The Internet is not a new concept. It was born fifty years ago, and has had a revolutionary impact on our daily lives since the 1990’s. However, the discrepancy between Internet users on the basis of their age is still pronounced. According to Pew Research Center, almost 100% of Millennials (people aged 23 to 38) use the Internet, but only 62% of the Silent Generation (74 to 91 years old) have ever been online.
The good news is that the number of seniors using the Internet is constantly growing, the same as the number of senior citizens owning a smartphone or using social media. This can be beneficial in several ways.
Internet is a great way to fight loneliness.
One of the major problems plaguing senior citizens today is the feeling of disconnection and loneliness. It is a public health concern and a deeply personal problem, because loneliness can lead to a range of health issues, including heart attacks, depression and even early death. “Some research suggests that chronic loneliness may shorten life expectancy even more than being overweight or sedentary, and just as much as smoking,” say researchers from the University of Michigan. Connection to the Internet provides a chance to build stronger ties with family and friends, especially if they live far away or if the senior has mobility problems.
Internet can help keeping your brain healthy.
Learning new information can slow cognitive aging — the decline in cognitive processing that occurs as people get older. It is important to exercise your brain to keep it healthy, and the Internet can be of great help. The use of modern devices forces the brain to focus on adapting new knowledge, and the Internet provides a plethora of information and activities to learn something new every day. In this way, it also helps to fight boredom and lack of new experiences.

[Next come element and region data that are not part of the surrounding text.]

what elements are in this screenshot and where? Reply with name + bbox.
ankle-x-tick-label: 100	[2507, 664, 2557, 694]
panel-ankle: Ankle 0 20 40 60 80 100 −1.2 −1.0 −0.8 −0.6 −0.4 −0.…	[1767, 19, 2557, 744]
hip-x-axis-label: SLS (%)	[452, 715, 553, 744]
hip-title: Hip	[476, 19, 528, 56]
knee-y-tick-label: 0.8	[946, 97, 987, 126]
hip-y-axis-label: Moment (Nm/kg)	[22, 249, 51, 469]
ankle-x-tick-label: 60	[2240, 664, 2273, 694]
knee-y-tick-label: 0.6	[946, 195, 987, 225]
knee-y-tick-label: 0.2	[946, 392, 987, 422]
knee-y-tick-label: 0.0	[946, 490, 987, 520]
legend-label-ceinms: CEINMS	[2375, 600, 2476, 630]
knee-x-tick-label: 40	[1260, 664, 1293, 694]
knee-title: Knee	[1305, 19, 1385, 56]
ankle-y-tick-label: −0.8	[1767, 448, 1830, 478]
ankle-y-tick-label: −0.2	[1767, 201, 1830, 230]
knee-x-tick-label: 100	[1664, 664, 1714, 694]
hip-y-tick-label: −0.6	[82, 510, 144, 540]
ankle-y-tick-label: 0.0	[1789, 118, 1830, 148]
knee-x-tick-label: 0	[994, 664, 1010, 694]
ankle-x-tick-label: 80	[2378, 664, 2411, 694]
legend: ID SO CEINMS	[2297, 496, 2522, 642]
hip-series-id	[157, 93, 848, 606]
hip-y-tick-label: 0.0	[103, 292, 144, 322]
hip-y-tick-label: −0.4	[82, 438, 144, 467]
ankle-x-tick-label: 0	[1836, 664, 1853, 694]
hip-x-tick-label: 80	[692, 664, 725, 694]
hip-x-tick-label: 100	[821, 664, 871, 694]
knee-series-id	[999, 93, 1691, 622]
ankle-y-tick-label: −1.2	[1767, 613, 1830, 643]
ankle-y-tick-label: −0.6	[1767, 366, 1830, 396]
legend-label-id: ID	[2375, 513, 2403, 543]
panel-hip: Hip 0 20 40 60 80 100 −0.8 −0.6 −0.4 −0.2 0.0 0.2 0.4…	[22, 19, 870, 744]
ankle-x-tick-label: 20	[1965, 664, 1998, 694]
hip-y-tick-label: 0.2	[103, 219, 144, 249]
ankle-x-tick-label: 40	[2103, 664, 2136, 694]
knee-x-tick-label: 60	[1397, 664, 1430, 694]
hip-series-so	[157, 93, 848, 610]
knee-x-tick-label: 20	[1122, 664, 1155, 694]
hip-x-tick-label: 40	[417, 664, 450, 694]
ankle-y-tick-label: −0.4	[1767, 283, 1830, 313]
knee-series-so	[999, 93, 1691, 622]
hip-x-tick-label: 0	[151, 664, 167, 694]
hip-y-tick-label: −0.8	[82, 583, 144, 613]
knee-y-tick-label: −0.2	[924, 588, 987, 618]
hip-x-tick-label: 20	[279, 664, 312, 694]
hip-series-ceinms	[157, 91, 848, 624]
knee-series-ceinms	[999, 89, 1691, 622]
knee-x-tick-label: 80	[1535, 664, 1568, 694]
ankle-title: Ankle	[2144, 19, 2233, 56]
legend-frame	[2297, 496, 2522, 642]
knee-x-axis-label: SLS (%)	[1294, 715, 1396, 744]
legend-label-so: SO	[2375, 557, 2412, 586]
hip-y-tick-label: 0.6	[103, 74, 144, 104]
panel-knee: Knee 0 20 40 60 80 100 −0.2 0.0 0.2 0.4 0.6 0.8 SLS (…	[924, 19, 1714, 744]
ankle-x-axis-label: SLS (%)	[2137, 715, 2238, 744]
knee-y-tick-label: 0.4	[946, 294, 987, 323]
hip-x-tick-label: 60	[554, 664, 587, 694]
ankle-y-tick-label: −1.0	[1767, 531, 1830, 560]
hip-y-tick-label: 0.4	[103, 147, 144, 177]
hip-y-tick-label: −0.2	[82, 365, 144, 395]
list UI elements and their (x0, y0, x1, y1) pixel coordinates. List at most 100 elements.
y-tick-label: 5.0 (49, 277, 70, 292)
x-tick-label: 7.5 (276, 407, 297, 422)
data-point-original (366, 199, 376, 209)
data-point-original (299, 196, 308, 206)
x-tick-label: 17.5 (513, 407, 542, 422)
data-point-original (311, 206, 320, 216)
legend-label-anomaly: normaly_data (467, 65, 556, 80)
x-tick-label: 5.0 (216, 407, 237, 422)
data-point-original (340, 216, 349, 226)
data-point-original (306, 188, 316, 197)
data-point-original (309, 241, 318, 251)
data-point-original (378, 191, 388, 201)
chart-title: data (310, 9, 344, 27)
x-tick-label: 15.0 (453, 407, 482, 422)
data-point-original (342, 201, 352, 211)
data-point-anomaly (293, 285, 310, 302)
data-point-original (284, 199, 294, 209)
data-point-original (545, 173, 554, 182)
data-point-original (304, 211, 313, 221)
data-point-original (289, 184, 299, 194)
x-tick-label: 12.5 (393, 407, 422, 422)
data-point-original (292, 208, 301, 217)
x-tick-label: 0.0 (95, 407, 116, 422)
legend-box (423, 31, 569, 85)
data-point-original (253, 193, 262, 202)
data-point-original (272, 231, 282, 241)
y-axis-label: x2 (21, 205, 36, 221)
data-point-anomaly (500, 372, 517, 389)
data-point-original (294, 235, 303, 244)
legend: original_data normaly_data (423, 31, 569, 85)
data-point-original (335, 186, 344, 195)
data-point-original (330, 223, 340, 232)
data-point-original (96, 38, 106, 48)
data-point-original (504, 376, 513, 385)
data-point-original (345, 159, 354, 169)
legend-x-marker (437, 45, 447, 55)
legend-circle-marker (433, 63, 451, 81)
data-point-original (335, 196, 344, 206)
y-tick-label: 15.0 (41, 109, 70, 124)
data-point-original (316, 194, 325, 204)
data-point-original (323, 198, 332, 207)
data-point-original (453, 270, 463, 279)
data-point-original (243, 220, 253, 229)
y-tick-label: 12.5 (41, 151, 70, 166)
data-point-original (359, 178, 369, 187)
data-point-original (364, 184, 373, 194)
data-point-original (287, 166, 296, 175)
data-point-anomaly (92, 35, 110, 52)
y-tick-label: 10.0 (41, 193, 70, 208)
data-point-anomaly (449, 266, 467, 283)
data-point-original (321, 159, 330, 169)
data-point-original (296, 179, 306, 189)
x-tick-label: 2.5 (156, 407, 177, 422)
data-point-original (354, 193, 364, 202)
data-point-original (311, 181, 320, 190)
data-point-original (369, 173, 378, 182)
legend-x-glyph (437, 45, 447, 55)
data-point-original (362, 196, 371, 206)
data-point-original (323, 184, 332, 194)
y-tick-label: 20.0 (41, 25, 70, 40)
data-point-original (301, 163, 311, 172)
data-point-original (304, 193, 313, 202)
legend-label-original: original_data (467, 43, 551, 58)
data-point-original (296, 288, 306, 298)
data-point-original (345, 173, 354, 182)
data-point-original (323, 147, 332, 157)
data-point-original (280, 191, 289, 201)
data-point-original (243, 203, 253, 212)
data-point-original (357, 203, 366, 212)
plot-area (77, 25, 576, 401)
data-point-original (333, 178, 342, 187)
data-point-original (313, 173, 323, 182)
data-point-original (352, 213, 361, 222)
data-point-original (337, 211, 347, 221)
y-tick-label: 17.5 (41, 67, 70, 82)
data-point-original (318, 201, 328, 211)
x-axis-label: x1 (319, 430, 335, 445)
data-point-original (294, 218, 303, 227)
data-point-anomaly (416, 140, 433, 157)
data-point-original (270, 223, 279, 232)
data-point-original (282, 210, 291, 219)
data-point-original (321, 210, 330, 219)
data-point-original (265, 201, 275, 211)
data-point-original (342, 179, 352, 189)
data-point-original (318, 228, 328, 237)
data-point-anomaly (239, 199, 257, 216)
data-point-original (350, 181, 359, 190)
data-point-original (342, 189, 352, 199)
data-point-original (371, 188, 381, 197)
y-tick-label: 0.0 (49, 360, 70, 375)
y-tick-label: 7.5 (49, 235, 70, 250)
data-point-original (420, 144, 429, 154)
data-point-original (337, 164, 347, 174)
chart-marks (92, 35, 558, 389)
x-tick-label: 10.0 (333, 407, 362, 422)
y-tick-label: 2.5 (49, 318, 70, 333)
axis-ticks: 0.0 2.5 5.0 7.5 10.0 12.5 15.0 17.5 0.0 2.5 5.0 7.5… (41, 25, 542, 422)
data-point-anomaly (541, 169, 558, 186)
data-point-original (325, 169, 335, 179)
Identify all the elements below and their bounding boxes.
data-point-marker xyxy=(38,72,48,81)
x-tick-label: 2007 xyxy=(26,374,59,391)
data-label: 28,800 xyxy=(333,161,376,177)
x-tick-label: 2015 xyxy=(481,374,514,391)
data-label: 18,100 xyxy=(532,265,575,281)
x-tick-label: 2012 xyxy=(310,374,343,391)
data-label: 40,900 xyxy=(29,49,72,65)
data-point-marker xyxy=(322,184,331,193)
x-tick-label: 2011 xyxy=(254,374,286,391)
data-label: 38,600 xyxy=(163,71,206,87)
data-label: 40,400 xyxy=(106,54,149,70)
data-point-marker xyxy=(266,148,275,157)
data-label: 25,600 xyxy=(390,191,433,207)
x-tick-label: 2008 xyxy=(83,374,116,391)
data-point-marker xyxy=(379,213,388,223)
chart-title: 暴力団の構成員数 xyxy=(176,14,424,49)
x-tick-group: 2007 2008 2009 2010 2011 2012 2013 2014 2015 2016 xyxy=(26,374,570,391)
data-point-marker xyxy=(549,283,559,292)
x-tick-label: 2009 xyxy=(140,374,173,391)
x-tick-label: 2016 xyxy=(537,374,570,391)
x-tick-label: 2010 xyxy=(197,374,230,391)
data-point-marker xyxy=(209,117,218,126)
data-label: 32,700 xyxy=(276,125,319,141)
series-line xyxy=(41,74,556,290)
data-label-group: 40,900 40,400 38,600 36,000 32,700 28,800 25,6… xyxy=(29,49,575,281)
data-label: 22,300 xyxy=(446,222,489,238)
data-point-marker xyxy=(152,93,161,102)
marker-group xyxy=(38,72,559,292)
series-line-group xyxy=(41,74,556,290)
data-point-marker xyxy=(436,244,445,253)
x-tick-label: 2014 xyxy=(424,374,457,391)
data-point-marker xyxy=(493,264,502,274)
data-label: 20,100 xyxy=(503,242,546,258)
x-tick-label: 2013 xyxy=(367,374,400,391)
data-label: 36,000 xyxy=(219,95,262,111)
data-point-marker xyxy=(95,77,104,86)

Internet provides new opportunities.
Adaption of online technologies is beneficial not only for the users but also for employers and in a broader sense — for the society. Boredom, lack of funds, disconnection from previous activities — these are all issues troubling retired people, and Internet is a great way to alleviate some them. It gives the opportunity to work from home for a few hours every day or start a small business project without large investments.
While the adaption of technology between senior citizens is growing, it is still important for tech-savvy people to help introducing their parents and grandparents to computers, smartphones and the Internet. What are the best ways to do it?
- Go slow. A very common mistake people make when introducing seniors to technology is expecting them to understand, remember and apply the new knowledge from the first try. Even well-experienced technology users struggle with adaption of new software or switching between different systems (my first experience with a Mac ended close to tears because their default Excel-type thing does not allow splitting cells). The gap between a piece of paper and an e-mail is much wider, and it will take some time to bridge it.
- Be ready to repeat stuff. Did your mum gave up after the first three times you couldn’t tie your shoelaces or wipe your butt properly? Probably not. Be ready for the same questions to creep up again and again. There are typically some standard problems, and you can help write a cheat sheet for it, indicating what to do if it arises again.
- Don’t get angry. Introducing computer-illiterate people to the web is a daunting task. It is important to keep calm, polite, and helpful, and take a step back if you feel too overwhelmed. Get ready to be blamed for everything happening in the computer (My computer is full of viruses because you downloaded the chrome thing. — No, your cat stepped on the keyboard and now your screensaver is changed.). Get ready to be called with questions over and over again. Don’t forget the most common solution for this: call your grandmother first, and ask how she’s doing — then she won’t need to think up a computer-related the question to have a reason to call.
Internet is source of great joy (and sometimes great sorrow) for many of us, and you can help your closest senior citizens to experience the same. Good luck!